The Mineola Board of Trustees voted unanimously to create two business overlay districts on part of Jericho Turnpike and downtown to give the village more flexibility when considering future developments. 

The vote accomplishes something Mayor Paul Pereira said he wanted to do early in his administration when he was elected this year. 

“When I became mayor, one of the first things I did was call our urban planner, Paul Grygiel, to come to Mineola and walk the turnpike and walk downtown,” Pereira said Wednesday night. “Over the next few months, we worked on a plan to come up with ideas to reinvigorate the village and think of alternative ways to develop the vacant spaces.”

Specifically, the districts take place on the strip of Jericho between Willis Avenue and Marcellus Road and downtown on Main Street, First Street and Second Street between Mineola Boulevard and Willis.

The first public hearing for a proposal that would use the new downtown overlay district is set for Wednesday, Dec. 14. 

If approved by the board, future developments can now exceed the maximum height of 25 feet but not go above 40 feet within the districts, which places a cap on what the village’s master plan enacted in 2005 allowed.

Pereira added the districts allow the village and developers to “think outside the box.”

“The motivation for me is not to build higher, build denser and add more congestion, it’s quite the opposite,” Pereira said. “The motivation for me, as someone who grew up here, I remember seeing outside village hall a hardware store, liquor store, clothing stores. Those other businesses are not coming back and what we have is empty storefronts.”

The board began the process to consider the districts in December when Grygiel, a city planning and development consultant with experience in the village, presented his findings on how to revitalize different parts of Mineola. 

Grygiel noted then that the master plan labeled the Jericho Turnpike area as an appropriate place for pedestrian-oriented development, mentioning specifically that some outside-the-box methods of increasing development would be mixed-residential buildings, a conference space, hotel or movie theater, among other possibilities. 


Pereira clarified for the audience Wednesday the districts do not mean there is going to be an influx of unwanted development. For Jericho, He said he does not envision it changing drastically in the near future but said the village has more options both now and decades in the future. 

“This does not mean there is going to be a hotel on every corner or three and four-story buildings up and down Jericho, quite the contrary,” Pereira said. “If we are presented with something that doesn’t fit with the view of the board or the character of the neighborhood, we can always say no.”

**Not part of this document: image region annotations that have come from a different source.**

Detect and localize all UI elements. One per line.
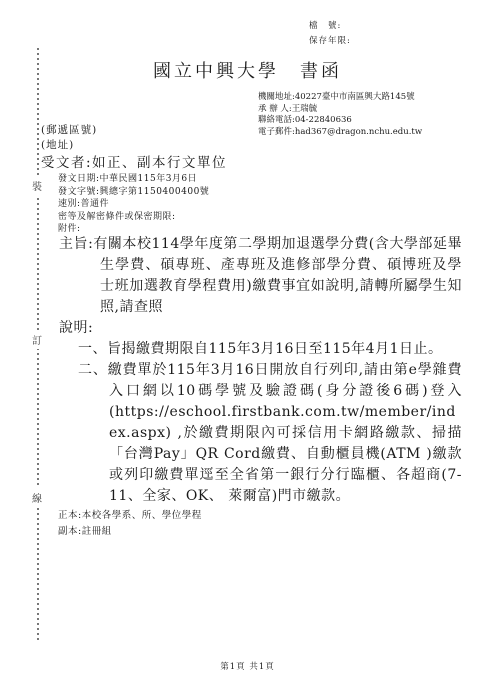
official-letter-page: 裝 訂 線 檔 號: 保存年限: 國立中興大學 書函 機關地址:40227臺中市… bbox=[0, 0, 495, 700]
page-number-footer: 第1頁 共1頁 bbox=[0, 660, 495, 672]
description-item-1: 一、旨揭繳費期限自115年3月16日至115年4月1日止。 bbox=[78, 339, 462, 360]
subject-text: 有關本校114學年度第二學期加退選學分費(含大學部延畢生學費、碩專班、產專班及進… bbox=[93, 236, 462, 315]
agency-email: 電子郵件:had367@dragon.nchu.edu.tw bbox=[258, 127, 422, 139]
agency-address: 機關地址:40227臺中市南區興大路145號 bbox=[258, 92, 422, 104]
original-recipients: 正本:本校各學系、所、學位學程 bbox=[58, 508, 202, 524]
description-item-2: 二、繳費單於115年3月16日開放自行列印,請由第e學雜費入口網以10碼學號及驗… bbox=[78, 360, 462, 507]
file-number-block: 檔 號: 保存年限: bbox=[309, 19, 351, 49]
binding-char-xian: 線 bbox=[30, 488, 44, 507]
speed-class: 速別:普通件 bbox=[58, 198, 209, 211]
distribution-block: 正本:本校各學系、所、學位學程 副本:註冊組 bbox=[58, 508, 202, 540]
recipient-line: 受文者:如正、副本行文單位 bbox=[41, 151, 227, 171]
binding-char-ding: 訂 bbox=[30, 330, 44, 349]
security-classification: 密等及解密條件或保密期限: bbox=[58, 211, 209, 224]
agency-contact-person: 承 辦 人:王瑞毓 bbox=[258, 104, 422, 116]
item-2-text: 繳費單於115年3月16日開放自行列印,請由第e學雜費入口網以10碼學號及驗證碼… bbox=[108, 362, 462, 504]
document-number: 發文字號:興總字第1150400400號 bbox=[58, 186, 209, 199]
item-2-number: 二、 bbox=[78, 362, 108, 378]
description-label: 說明: bbox=[59, 318, 462, 339]
file-number-label: 檔 號: bbox=[309, 19, 351, 34]
agency-info-block: 機關地址:40227臺中市南區興大路145號 承 辦 人:王瑞毓 聯絡電話:04… bbox=[258, 92, 422, 138]
item-1-text: 旨揭繳費期限自115年3月16日至115年4月1日止。 bbox=[107, 341, 442, 357]
agency-phone: 聯絡電話:04-22840636 bbox=[258, 115, 422, 127]
document-title: 國立中興大學 書函 bbox=[0, 57, 495, 83]
binding-char-zhuang: 裝 bbox=[30, 176, 44, 195]
retention-period-label: 保存年限: bbox=[309, 34, 351, 49]
recipient-zip-placeholder: (郵遞區號) bbox=[41, 122, 97, 137]
subject-paragraph: 主旨:有關本校114學年度第二學期加退選學分費(含大學部延畢生學費、碩專班、產專… bbox=[59, 234, 462, 318]
item-1-number: 一、 bbox=[78, 341, 107, 357]
copy-recipients: 副本:註冊組 bbox=[58, 524, 202, 540]
document-meta-block: 發文日期:中華民國115年3月6日 發文字號:興總字第1150400400號 速… bbox=[58, 173, 209, 236]
issue-date: 發文日期:中華民國115年3月6日 bbox=[58, 173, 209, 186]
recipient-address-placeholder: (地址) bbox=[41, 137, 74, 152]
description-section: 說明: 一、旨揭繳費期限自115年3月16日至115年4月1日止。 二、繳費單於… bbox=[59, 318, 462, 507]
subject-label: 主旨: bbox=[59, 236, 93, 252]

For additional residential units to be developed, current regulations outside the districts require parking spaces to be put in place. With the new districts, the board can require future developers to pay toward a parking trust fund that the village can use in the future to buy land and create more parking. 

Pereira also added that he hopes to see owners that are not taking care of their properties use the new possibilities to start doing so or welcome new ones to fix the vacant storefronts. 

“I’m passionate about this, I’m passionate about our village and I’m passionate about taking it forward,” Pereira said. “I think this gives us the tools to try and fix this.”